I mention this mainly because it provides another opportunity to share with you the the florid and often incomprehensible brilliance that is cricket journalism. Here’s the especially florid and brilliant Rahul Bhattacharya summing things up at Cricinfo.com:

The final day of the ninth World Cup was an absurd and boisterous one which began with rain, ended in darkness, and in between contained an innings of lashing power and glory the likes of which observers felt a World Cup final had not seen before. This is already a tall claim to make. Clive Lloyd hit a superb captain’s hundred in 1975. Viv Richards held stage four years later. Aravinda de Silva’s century in 1996 was a masterpiece in pacing a chase. By the end of his innings in 2003, the modern master Ricky Ponting was hitting sixes with one hand. These are some of the finest batsmen to have played the game. Gilchrist’s innings was that good.

It made loudest the statement the Australians have made all World Cup: We are the Big Daddies. Then one more time: We are the Big Daddies.

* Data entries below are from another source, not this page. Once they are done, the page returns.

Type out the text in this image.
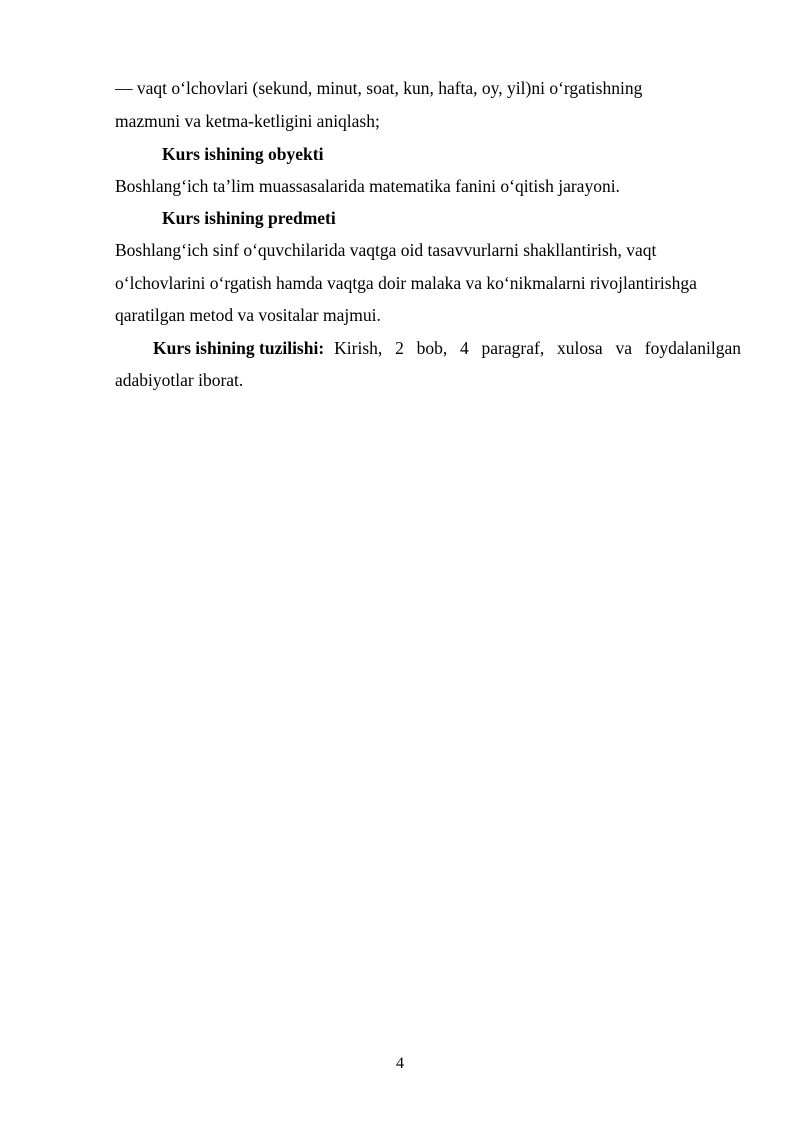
— vaqt o‘lchovlari (sekund, minut, soat, kun, hafta, oy, yil)ni o‘rgatishning
mazmuni va ketma-ketligini aniqlash;
Kurs ishining obyekti
Boshlang‘ich ta’lim muassasalarida matematika fanini o‘qitish jarayoni.
Kurs ishining predmeti
Boshlang‘ich sinf o‘quvchilarida vaqtga oid tasavvurlarni shakllantirish, vaqt
o‘lchovlarini o‘rgatish hamda vaqtga doir malaka va ko‘nikmalarni rivojlantirishga
qaratilgan metod va vositalar majmui.
Kurs ishining tuzilishi: Kirish, 2 bob, 4 paragraf, xulosa va foydalanilgan
adabiyotlar iborat.
4
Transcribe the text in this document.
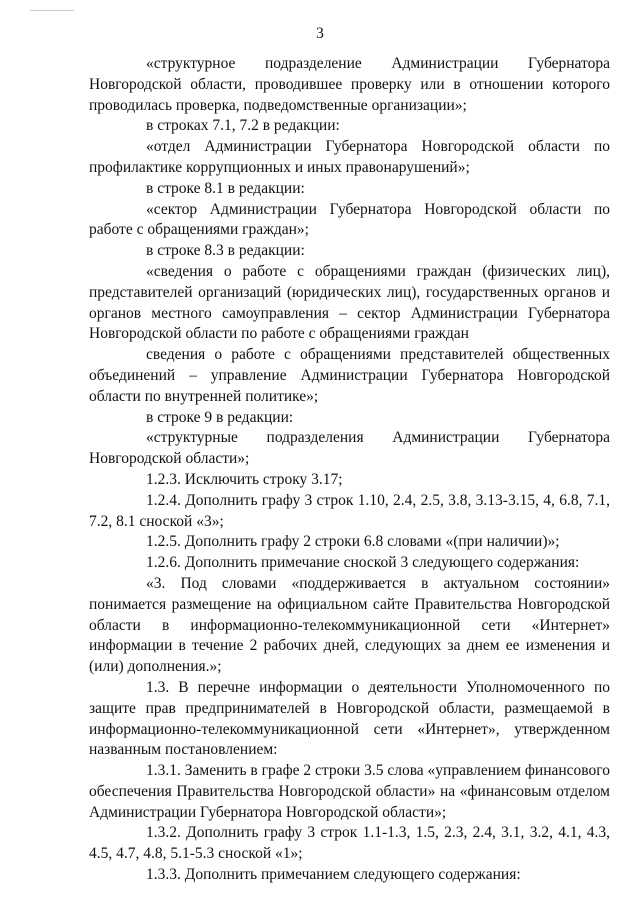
3

«структурное подразделение Администрации Губернатора Новгородской области, проводившее проверку или в отношении которого проводилась проверка, подведомственные организации»;

в строках 7.1, 7.2 в редакции:

«отдел Администрации Губернатора Новгородской области по профилактике коррупционных и иных правонарушений»;

в строке 8.1 в редакции:

«сектор Администрации Губернатора Новгородской области по работе с обращениями граждан»;

в строке 8.3 в редакции:

«сведения о работе с обращениями граждан (физических лиц), представителей организаций (юридических лиц), государственных органов и органов местного самоуправления – сектор Администрации Губернатора Новгородской области по работе с обращениями граждан

сведения о работе с обращениями представителей общественных объединений – управление Администрации Губернатора Новгородской области по внутренней политике»;

в строке 9 в редакции:

«структурные подразделения Администрации Губернатора Новгородской области»;

1.2.3. Исключить строку 3.17;

1.2.4. Дополнить графу 3 строк 1.10, 2.4, 2.5, 3.8, 3.13-3.15, 4, 6.8, 7.1, 7.2, 8.1 сноской «3»;

1.2.5. Дополнить графу 2 строки 6.8 словами «(при наличии)»;

1.2.6. Дополнить примечание сноской 3 следующего содержания:

«3. Под словами «поддерживается в актуальном состоянии» понимается размещение на официальном сайте Правительства Новгородской области в информационно-телекоммуникационной сети «Интернет» информации в течение 2 рабочих дней, следующих за днем ее изменения и (или) дополнения.»;

1.3. В перечне информации о деятельности Уполномоченного по защите прав предпринимателей в Новгородской области, размещаемой в информационно-телекоммуникационной сети «Интернет», утвержденном названным постановлением:

1.3.1. Заменить в графе 2 строки 3.5 слова «управлением финансового обеспечения Правительства Новгородской области» на «финансовым отделом Администрации Губернатора Новгородской области»;

1.3.2. Дополнить графу 3 строк 1.1-1.3, 1.5, 2.3, 2.4, 3.1, 3.2, 4.1, 4.3, 4.5, 4.7, 4.8, 5.1-5.3 сноской «1»;

1.3.3. Дополнить примечанием следующего содержания:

The Sri Lankan bowlers may have not risen to the occasion but after watching a tournament full of Australia taking apart teams it is possible to empathise with their plight. The thing about Australia is that you don’t know what hits you and nothing can prepare you for it. They leave you dazed and senseless and feeling in every way unworthy. It is difficult to stand straight let alone bowl and field like champs with stars buzzing around the head. So demoralising was Gilchrist’s assault, for example, that after being slapped for yet another boundary, the unflappable Chaminda Vaas bowled five wides and followed it with a boundary down the legside which would have been more wides were it not for a faint touch.